- Interactive map of Bloomington
- Coordinates: 44°0′24″N 79°15′51″W﻿ / ﻿44.00667°N 79.26417°W
- Country: Canada
- Province: Ontario
- Regional municipality: York Region
- Town: Whitchurch–Stouffville
- Amalgamation: (with Town of Stouffville) 1 January 1971
- As postal hamlet: 1869

Government
- • Type: Municipality
- • Mayor: Iain Lovatt
- • Councillor, Ward 4: Rick Upton
- • Councillor, Ward 5: Richard Bartley
- Elevation: 320 m (1,050 ft)
- Time zone: UTC−5 (EST)
- • Summer (DST): UTC−4 (EDT)
- Forward sortation area: L4A
- Area codes: 905 and 289

= Bloomington, Whitchurch-Stouffville =

Bloomington is a hamlet in York Region, Ontario, Canada, in the town of Whitchurch-Stouffville. The hamlet is centred at the intersection of Ninth Line and Bloomington Road near the eastern boundary of the town of Whitchurch–Stouffville. Neighbouring communities within Whitchurch–Stouffville include Musselman Lake to the north, Lemonville to the west, and the community of urban Stouffville to the south. The hamlet of Goodwood in the town of Uxbridge lies to the east.

==History==
The first settlers arrived in the early 19th century, and were largely Quakers, Mennonites and United Empire Loyalists who had left the United States. The first postmaster, Samuel Patterson, registered the name Bloomington in 1869, likely after the city of Bloomington, Illinois.
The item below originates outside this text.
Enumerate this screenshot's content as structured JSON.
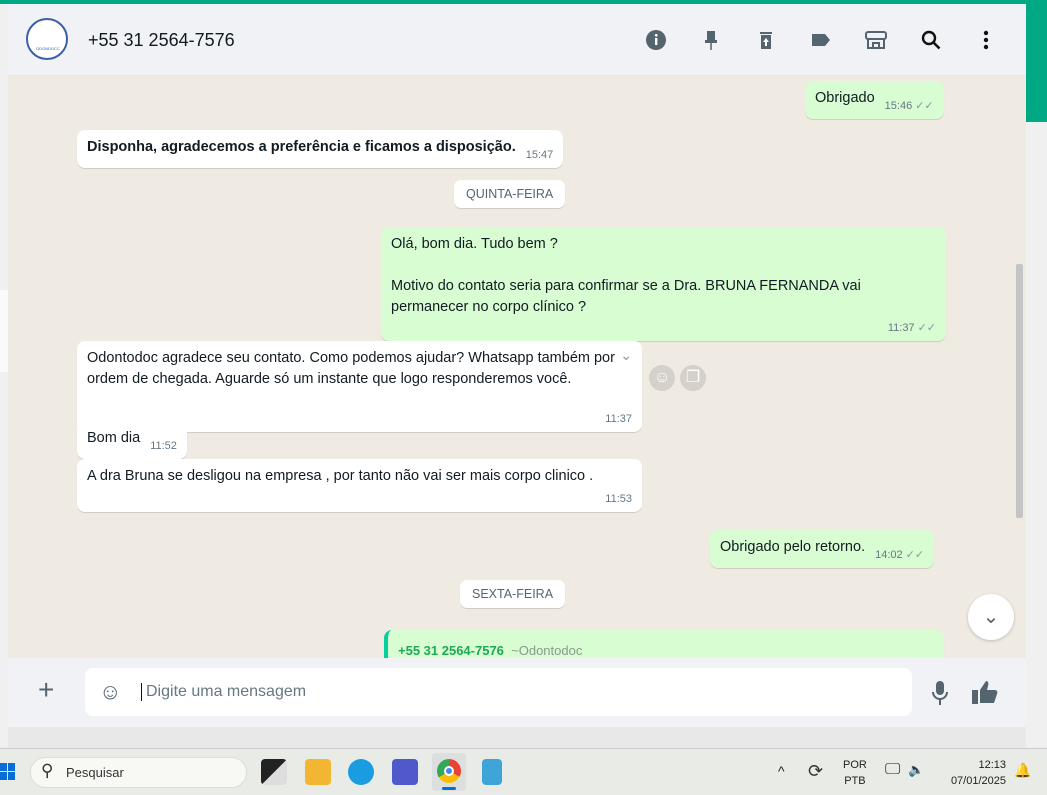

There are a few reminders of the old hamlet that remain:

- Bloomington Schoolhouse, located at 13681 Ninth Line, was built in 1898 as School Section No. 10 (with an addition from 1952). It closed before 1971, and is now a private residence.
- Bloomington Cove Care Community is located on Ninth Line south of Bloomington Side Road.
- Bloomington Gospel Church was built in 1874.

==Economy==

Bloomington is primarily agricultural, but some land is being developed for housing and few commercial businesses.